Die Schwedische Akademie gab heute Mittag bekannt: Der Nobelpreis für Literatur geht mit einer Dotierung von knapp einer Million Euro in diesem Jahr an die Südkoreanerin Han Kang (53). Das Komitee begründete seine Wahl mit der „intensiven poetischen Prosa, die sich mit historischen Traumata auseinandersetzt und die Zerbrechlichkeit des menschlichen Lebens aufzeigt“. Frau Han ist die 121. Preisträger¦in, die 18. Frau unter allen Erstplatzierten und schließlich der/die erste Träger¦in des Preises in Korea.
Grattis, fru Han!
Im Jahr 2023 war die Auszeichnung an den Norweger Jon Fosse und im Jahr davor an die Französin Annie Ernaux verliehen worden.

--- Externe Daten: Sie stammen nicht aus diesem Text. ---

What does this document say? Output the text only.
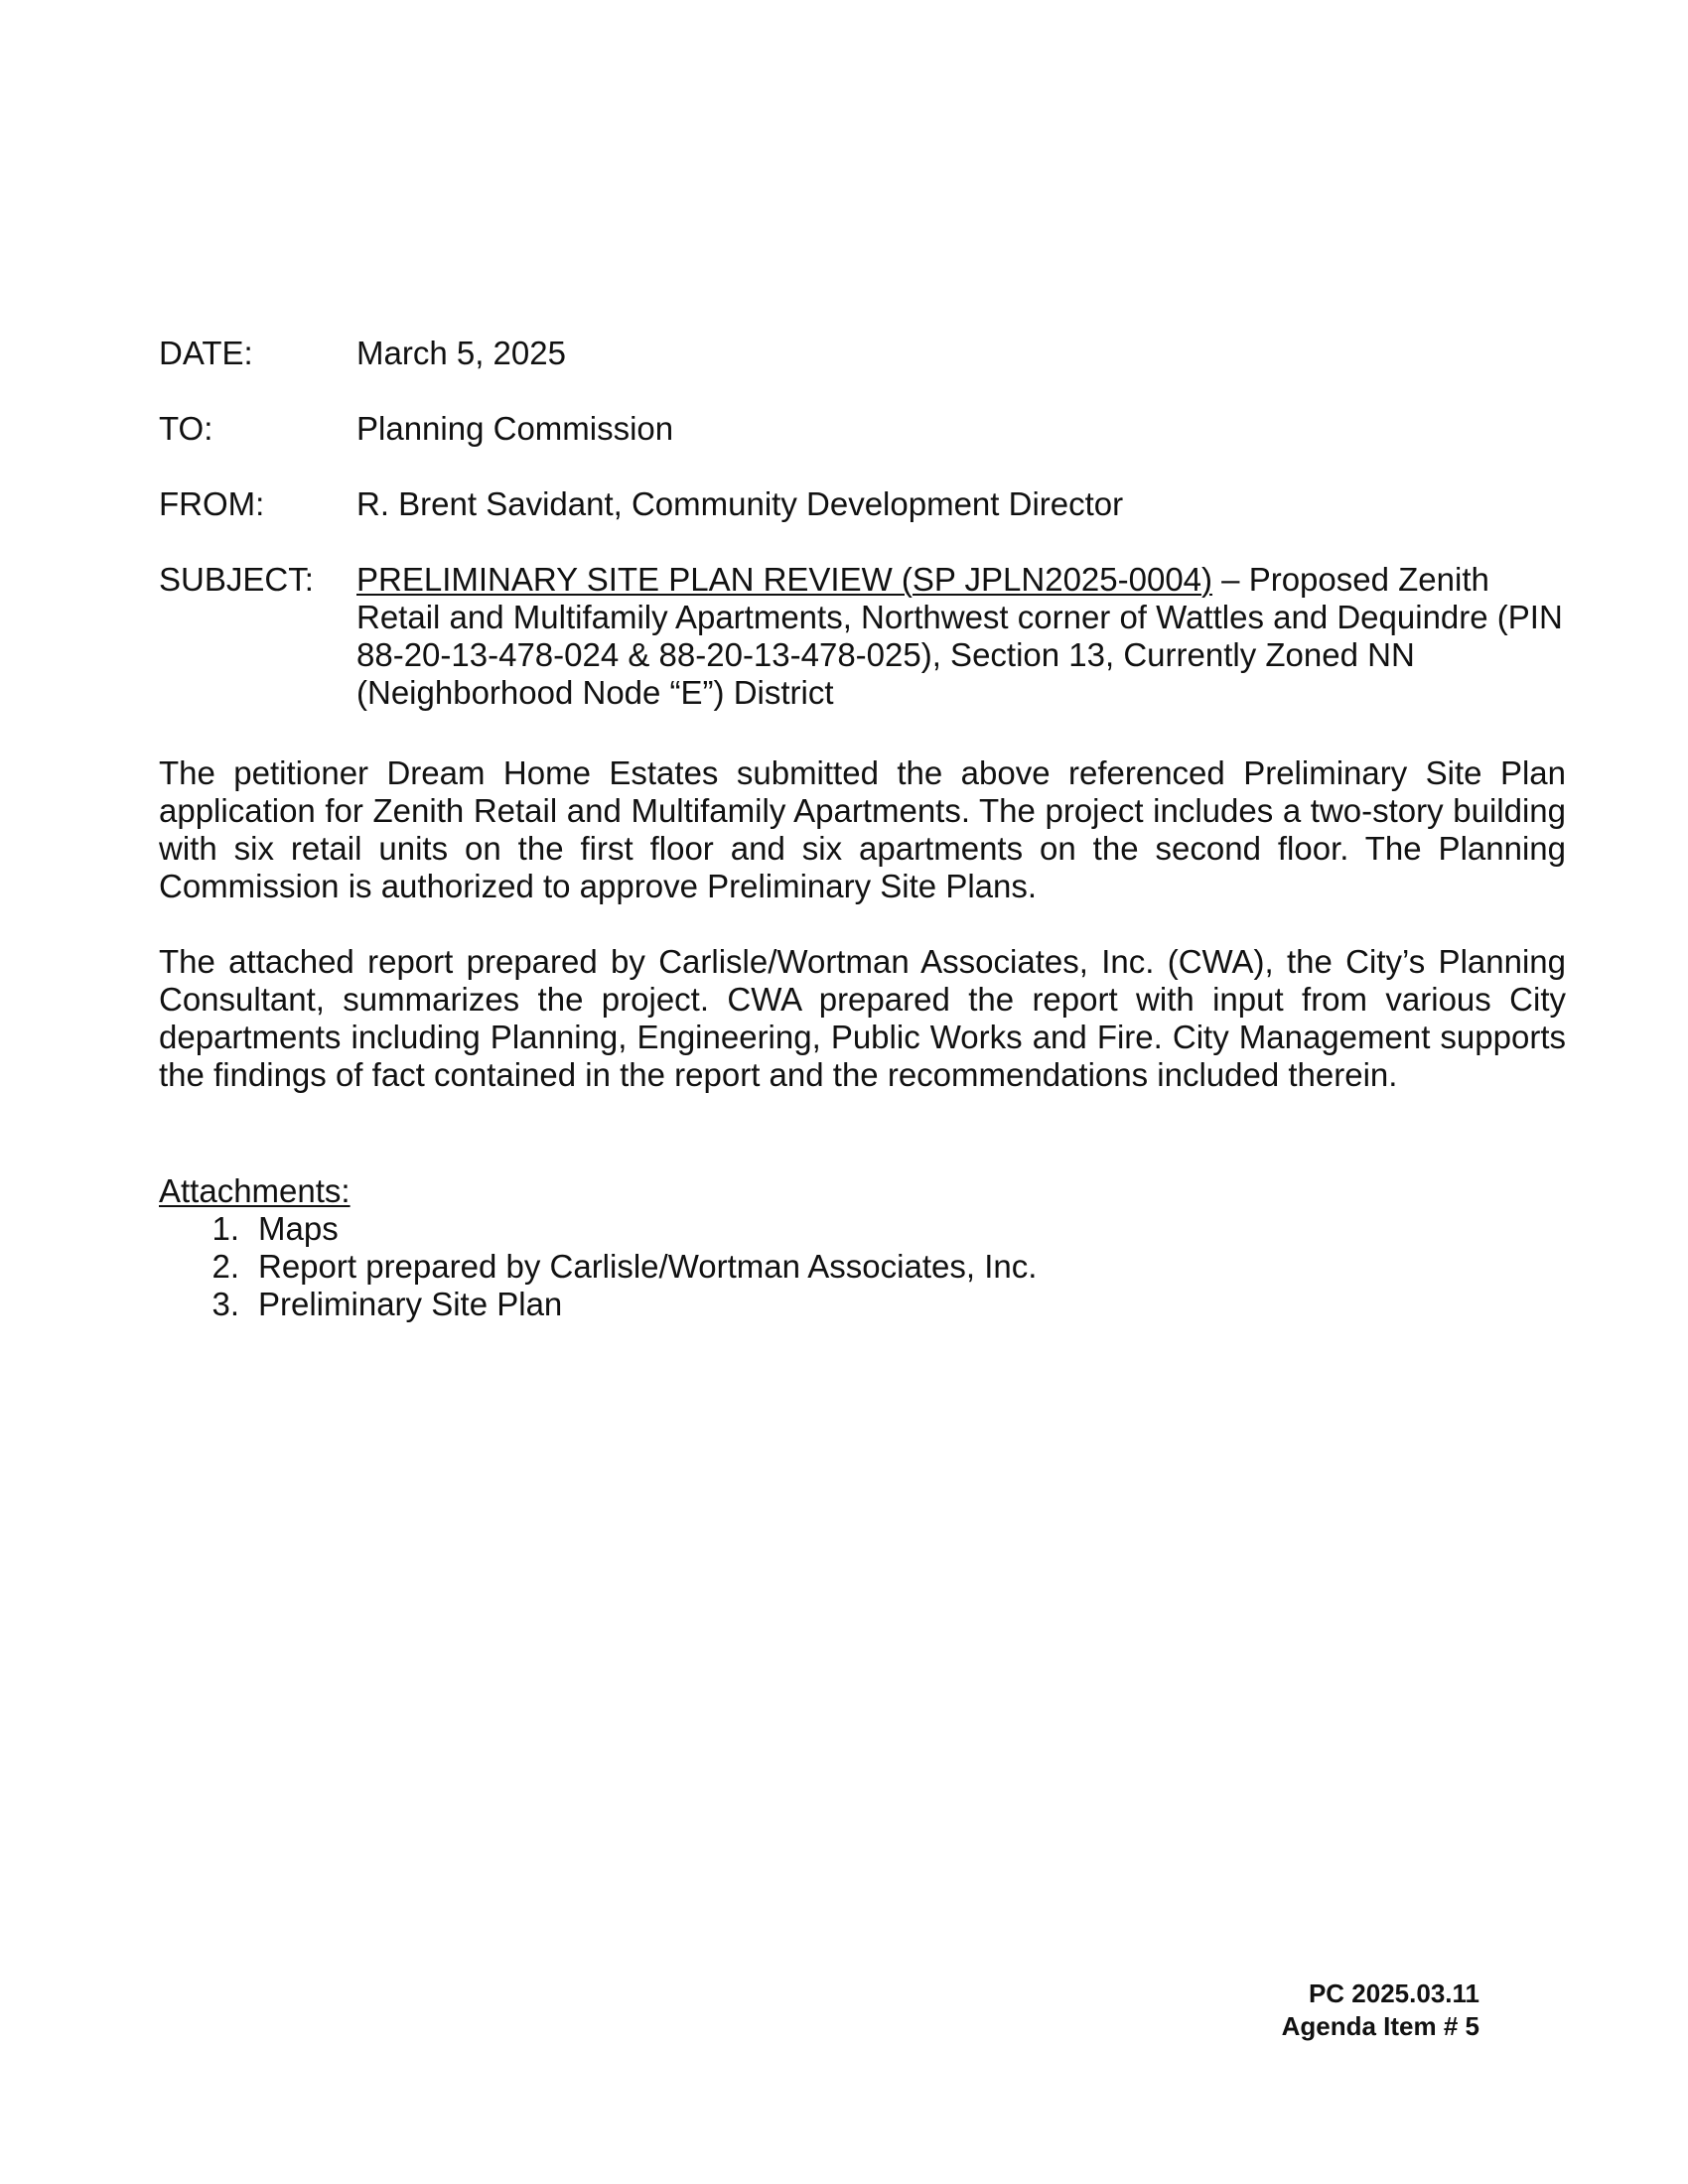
DATE:	March 5, 2025
TO:	Planning Commission
FROM:	R. Brent Savidant, Community Development Director
SUBJECT:	PRELIMINARY SITE PLAN REVIEW (SP JPLN2025-0004) – Proposed Zenith Retail and Multifamily Apartments, Northwest corner of Wattles and Dequindre (PIN 88-20-13-478-024 & 88-20-13-478-025), Section 13, Currently Zoned NN (Neighborhood Node “E”) District

The petitioner Dream Home Estates submitted the above referenced Preliminary Site Plan application for Zenith Retail and Multifamily Apartments. The project includes a two-story building with six retail units on the first floor and six apartments on the second floor. The Planning Commission is authorized to approve Preliminary Site Plans.

The attached report prepared by Carlisle/Wortman Associates, Inc. (CWA), the City’s Planning Consultant, summarizes the project. CWA prepared the report with input from various City departments including Planning, Engineering, Public Works and Fire. City Management supports the findings of fact contained in the report and the recommendations included therein.

Attachments:
1. Maps
2. Report prepared by Carlisle/Wortman Associates, Inc.
3. Preliminary Site Plan
PC 2025.03.11
Agenda Item # 5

Über die Nobelpreisträgerin 2024
Han Kang wurde 1970 in der südkoreanischen Provinzhauptstadt Gwangju, gut dreihundert Kilometer südlich von Seoul, als Tochter eines Schriftstellers geboren. In Seoul wuchs Frau Han auf und studierte dort das Fach Koreanische Literatur. Ihren ersten literarischen Preis erhielt die junge Schriftstellerin im Alter von 24 Jahren von der Hauptstadtzeitung Seoul Shinmun. Es folgten weitere koreanische Auszeichnungen und schließlich im Jahr 2016 den Man Booker International Prize für ihren Romanerstling Die Vegetarierin, die Geschichte einer Verweigerung. Darin geht es um eine koreanische Hausfrau, die beschließt, sich ausschließlich vegetarisch zu ernähren. Sie verweigert sich zunächst ihrem Eheman, dann ihrer Familie und entschwindet schließlich in einer Art Selbstauslöschung.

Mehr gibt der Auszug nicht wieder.